Africa’s total trade is just $760 billion in the period from 2015-2017, compared to $4.1+ trillion from Europe, $5.1+ trillion from the U.S. and $6.8+ trillion from Asia according to the United Nations’ Economic Development in Africa Report 2019.
Free trade is the key for countries in Africa to get out of the imperial era model of exporting raw material while importing manufactured goods from the same material that was extracted from the resource rich land. This arrangement keeps Africa the poorest continent because the wealth created from processing their raw resources is not enjoyed locally, but rather flows downstream to be used in building industries located in foreign lands where skills and wealth accumulate. The current state of affairs has left countries in Africa at a disadvantage.
That being said, Africa’s free trade instincts could be key in lifting the world’s poorest continent out of poverty, especially at a time where protectionism and isolationism is on the rise around the world. Furthermore, The US vs. China Cold War which is just getting started could put Africa in a powerful position as both sides will need raw material and resources to strengthen their industries and military. If The African Union forge a real intra-continental free trade deal then investments could rush in to build infrastructure and talent pool.

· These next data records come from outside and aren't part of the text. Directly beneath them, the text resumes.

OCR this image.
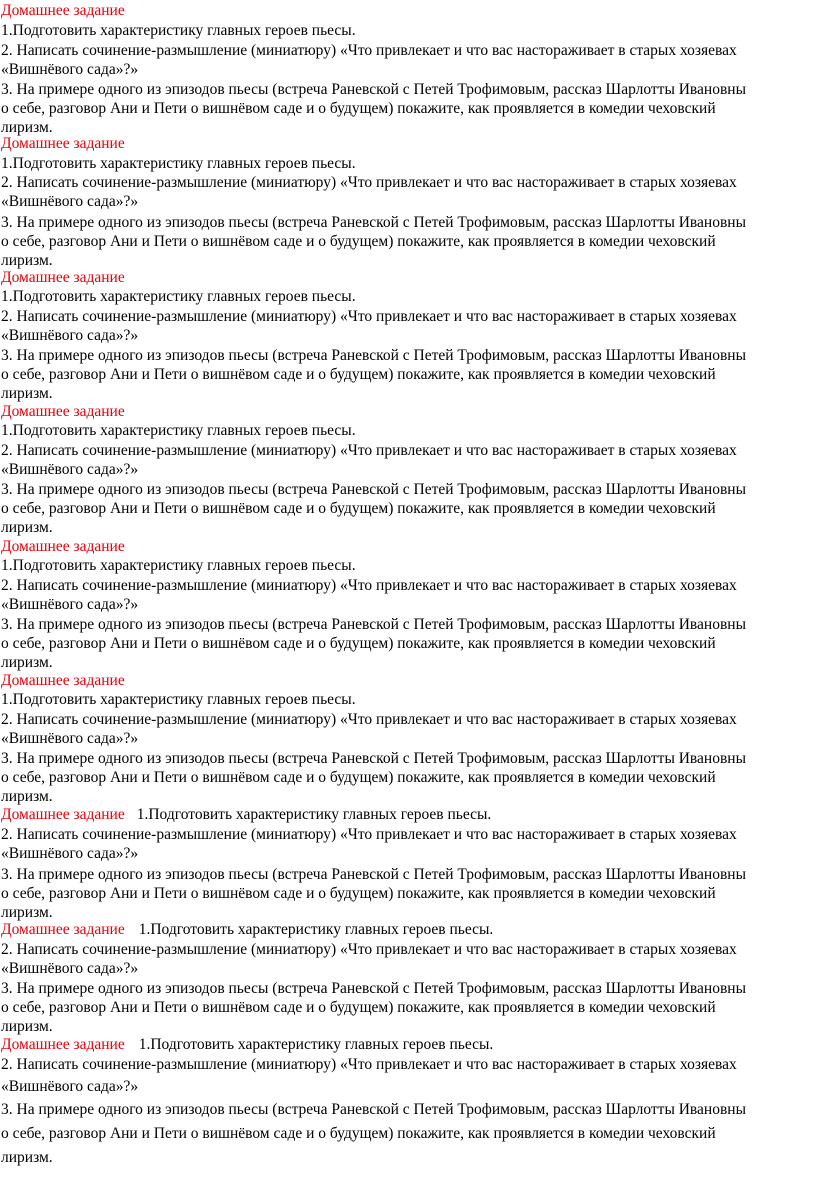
Домашнее задание
1.Подготовить характеристику главных героев пьесы.
2. Написать сочинение-размышление (миниатюру) «Что привлекает и что вас настораживает в старых хозяевах
«Вишнёвого сада»?»
3. На примере одного из эпизодов пьесы (встреча Раневской с Петей Трофимовым, рассказ Шарлотты Ивановны
о себе, разговор Ани и Пети о вишнёвом саде и о будущем) покажите, как проявляется в комедии чеховский
лиризм.
Домашнее задание
1.Подготовить характеристику главных героев пьесы.
2. Написать сочинение-размышление (миниатюру) «Что привлекает и что вас настораживает в старых хозяевах
«Вишнёвого сада»?»
3. На примере одного из эпизодов пьесы (встреча Раневской с Петей Трофимовым, рассказ Шарлотты Ивановны
о себе, разговор Ани и Пети о вишнёвом саде и о будущем) покажите, как проявляется в комедии чеховский
лиризм.
Домашнее задание
1.Подготовить характеристику главных героев пьесы.
2. Написать сочинение-размышление (миниатюру) «Что привлекает и что вас настораживает в старых хозяевах
«Вишнёвого сада»?»
3. На примере одного из эпизодов пьесы (встреча Раневской с Петей Трофимовым, рассказ Шарлотты Ивановны
о себе, разговор Ани и Пети о вишнёвом саде и о будущем) покажите, как проявляется в комедии чеховский
лиризм.
Домашнее задание
1.Подготовить характеристику главных героев пьесы.
2. Написать сочинение-размышление (миниатюру) «Что привлекает и что вас настораживает в старых хозяевах
«Вишнёвого сада»?»
3. На примере одного из эпизодов пьесы (встреча Раневской с Петей Трофимовым, рассказ Шарлотты Ивановны
о себе, разговор Ани и Пети о вишнёвом саде и о будущем) покажите, как проявляется в комедии чеховский
лиризм.
Домашнее задание
1.Подготовить характеристику главных героев пьесы.
2. Написать сочинение-размышление (миниатюру) «Что привлекает и что вас настораживает в старых хозяевах
«Вишнёвого сада»?»
3. На примере одного из эпизодов пьесы (встреча Раневской с Петей Трофимовым, рассказ Шарлотты Ивановны
о себе, разговор Ани и Пети о вишнёвом саде и о будущем) покажите, как проявляется в комедии чеховский
лиризм.
Домашнее задание
1.Подготовить характеристику главных героев пьесы.
2. Написать сочинение-размышление (миниатюру) «Что привлекает и что вас настораживает в старых хозяевах
«Вишнёвого сада»?»
3. На примере одного из эпизодов пьесы (встреча Раневской с Петей Трофимовым, рассказ Шарлотты Ивановны
о себе, разговор Ани и Пети о вишнёвом саде и о будущем) покажите, как проявляется в комедии чеховский
лиризм.
Домашнее задание 1.Подготовить характеристику главных героев пьесы.
2. Написать сочинение-размышление (миниатюру) «Что привлекает и что вас настораживает в старых хозяевах
«Вишнёвого сада»?»
3. На примере одного из эпизодов пьесы (встреча Раневской с Петей Трофимовым, рассказ Шарлотты Ивановны
о себе, разговор Ани и Пети о вишнёвом саде и о будущем) покажите, как проявляется в комедии чеховский
лиризм.
Домашнее задание 1.Подготовить характеристику главных героев пьесы.
2. Написать сочинение-размышление (миниатюру) «Что привлекает и что вас настораживает в старых хозяевах
«Вишнёвого сада»?»
3. На примере одного из эпизодов пьесы (встреча Раневской с Петей Трофимовым, рассказ Шарлотты Ивановны
о себе, разговор Ани и Пети о вишнёвом саде и о будущем) покажите, как проявляется в комедии чеховский
лиризм.
Домашнее задание 1.Подготовить характеристику главных героев пьесы.
2. Написать сочинение-размышление (миниатюру) «Что привлекает и что вас настораживает в старых хозяевах
«Вишнёвого сада»?»
3. На примере одного из эпизодов пьесы (встреча Раневской с Петей Трофимовым, рассказ Шарлотты Ивановны
о себе, разговор Ани и Пети о вишнёвом саде и о будущем) покажите, как проявляется в комедии чеховский
лиризм.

Could DeFi Jump Start Global Trade for the African Union?
If the governments in Africa are serious about seizing the opportunity to increase trade with the world then building scalable financial markets is imperative. Decentralized Finance or DeFi is a technological innovation that many leaders on the continent should embrace. DeFi could provide a cost effective means to get many of the unbanked on the continent to participate in the global financial system.
However leaders must think bigger than remittances. The greatest opportunity that blockchain and cryptocurrency can offer Africa is the potential innovation to be able to allocate capital efficiently and cost effectively which will be needed if the continent is going to radically improve much needed intra-continental infrastructure, both physical and soft networks.
Reform around intra-continental free-trade should be accompanied with investment in capital markets, fintech and DeFi could help attract investors for key infrastructure projects to facilitate trade, linking countries with transportation pathways such as roads, rails and interconnecting power grids and communication networks. Free trade across the African Union could be an economic boon for the continent with the potential market size of over 1.3 billion people according to data from worldometers.com.